The quality and tightness of Dead Money's writing really reinforces that sense of being alienated by everything you meet in the Sierra Madre while also making you give a shit about the other players in this prisoner's dilemma, I think. Games will get lavished with praise and used as examples when they connect their gameplay to their narratives (Bioshock's big mind control twist linking to the player's lack of agency is talked about a lot), and Dead Money's ending where you realize you can't possibly escape with the treasure you came here for due to your character's carrying limit is often cited by people who love New Vegas as an example of mechanical storytelling. It deserves it, yeah, but I think that it also kinda overshadows a lot of the other cool stuff Dead Money does mechanically to support its narrative. Dead Money's writing is as far from subtle as one can get ("let go/letting go" is beaten through the player's skull with a hammer) but still has a lot more to say than I think most game stories do. Each character is trapped and cut off from others because of their obsessions, obsessions that are literally killing them, and the only way to survive yourself is to keep them alive by showing them that they don't need to keep dooming themselves to try and get back what they lost. Each character's motivations feel so real and make sense for the people they've become- even Dean Domino, most disgusting man on Earth, feels like he's been given an inner world. "I have a massive ego and am miserable and seeing this guy who's gone through more pain than me still find happiness makes me furious- I cannot die until I fuck his wife and fuck his Casino". Like "know the combination, and the Sierra Madre opens her legs" is such a sleazy line but feels like it gives a glimpse into how this guy thinks. In his mind, he NEEDS to cuck a guy who has been dead for 200 years by penetrating a building or else this guy will continue to be more of a man than him. The one character who you can't convince to move on from what happened to them in the past ends the game either dead or forever locked in the heart of the vault that he thought would get him back what he lost.
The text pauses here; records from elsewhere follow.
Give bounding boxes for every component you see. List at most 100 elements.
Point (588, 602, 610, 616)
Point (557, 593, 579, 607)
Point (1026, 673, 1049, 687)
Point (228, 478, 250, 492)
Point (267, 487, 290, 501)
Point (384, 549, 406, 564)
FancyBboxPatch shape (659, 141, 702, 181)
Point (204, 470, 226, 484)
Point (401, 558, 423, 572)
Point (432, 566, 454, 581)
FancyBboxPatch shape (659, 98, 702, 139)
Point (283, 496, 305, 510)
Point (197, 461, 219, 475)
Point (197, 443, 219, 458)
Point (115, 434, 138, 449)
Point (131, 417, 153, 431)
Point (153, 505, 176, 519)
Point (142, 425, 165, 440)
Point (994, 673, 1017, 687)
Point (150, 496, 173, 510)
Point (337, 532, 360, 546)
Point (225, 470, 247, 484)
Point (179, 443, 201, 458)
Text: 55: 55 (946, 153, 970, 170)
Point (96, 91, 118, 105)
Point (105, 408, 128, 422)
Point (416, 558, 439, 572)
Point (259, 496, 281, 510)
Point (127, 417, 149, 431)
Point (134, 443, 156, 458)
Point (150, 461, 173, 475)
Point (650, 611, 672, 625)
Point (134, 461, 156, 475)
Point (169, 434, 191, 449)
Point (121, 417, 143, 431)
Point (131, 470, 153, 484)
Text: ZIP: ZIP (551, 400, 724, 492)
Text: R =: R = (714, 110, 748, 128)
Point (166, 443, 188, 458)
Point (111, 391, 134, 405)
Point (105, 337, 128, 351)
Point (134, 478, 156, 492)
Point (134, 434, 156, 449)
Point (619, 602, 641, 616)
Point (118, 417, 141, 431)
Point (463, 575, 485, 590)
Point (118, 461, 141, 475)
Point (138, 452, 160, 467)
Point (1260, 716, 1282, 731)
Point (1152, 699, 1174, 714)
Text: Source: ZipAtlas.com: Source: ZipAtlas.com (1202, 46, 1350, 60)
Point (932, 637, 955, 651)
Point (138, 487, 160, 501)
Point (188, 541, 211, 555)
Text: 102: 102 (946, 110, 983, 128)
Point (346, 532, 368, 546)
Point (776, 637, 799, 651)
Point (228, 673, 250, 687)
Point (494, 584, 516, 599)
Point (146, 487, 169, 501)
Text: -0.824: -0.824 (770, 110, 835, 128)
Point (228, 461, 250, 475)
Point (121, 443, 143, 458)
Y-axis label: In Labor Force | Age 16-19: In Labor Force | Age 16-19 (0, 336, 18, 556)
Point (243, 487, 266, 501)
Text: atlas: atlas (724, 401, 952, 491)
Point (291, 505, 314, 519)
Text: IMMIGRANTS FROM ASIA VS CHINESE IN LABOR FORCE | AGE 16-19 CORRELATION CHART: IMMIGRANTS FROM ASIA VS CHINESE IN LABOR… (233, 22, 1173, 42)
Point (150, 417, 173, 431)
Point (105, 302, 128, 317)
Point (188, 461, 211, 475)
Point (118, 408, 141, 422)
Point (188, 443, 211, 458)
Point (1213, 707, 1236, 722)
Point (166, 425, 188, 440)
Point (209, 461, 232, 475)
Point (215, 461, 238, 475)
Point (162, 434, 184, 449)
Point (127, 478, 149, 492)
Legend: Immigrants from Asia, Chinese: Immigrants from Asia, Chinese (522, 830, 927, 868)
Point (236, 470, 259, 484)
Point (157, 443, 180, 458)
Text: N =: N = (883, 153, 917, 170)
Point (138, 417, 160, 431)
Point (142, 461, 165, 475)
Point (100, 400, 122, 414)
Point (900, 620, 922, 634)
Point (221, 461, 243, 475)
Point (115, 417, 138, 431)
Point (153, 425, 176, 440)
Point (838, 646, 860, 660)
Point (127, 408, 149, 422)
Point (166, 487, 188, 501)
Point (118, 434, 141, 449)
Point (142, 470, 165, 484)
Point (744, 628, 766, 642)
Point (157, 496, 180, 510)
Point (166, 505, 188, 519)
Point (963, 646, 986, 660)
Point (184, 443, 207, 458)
This is something I think is genuinely way too rare in video games from this time period with this kind of budget- a story that seems like it was written by people whose work is just as informed by their own understanding of themselves and other people as it is by tropes and simple drama. Loss and obsession being the central theme here is also cutely reinforced by the entire mission being a sunk cost- you will likely leave the Sierra Madre with nothing but what you learned from how it hurt you (represented by XP!). Literally all you can do now is leave this nightmare behind and seek your fortunes elsewhere. The Sierra Madre is dead, and it doesn't hold anything for anyone who isn't interested in staying there forever. I'm not saying Dead Money is like, peak fiction, but to me it's interesting fiction, which is an unprecedented thing to be able to say about a DLC for a 7th gen game.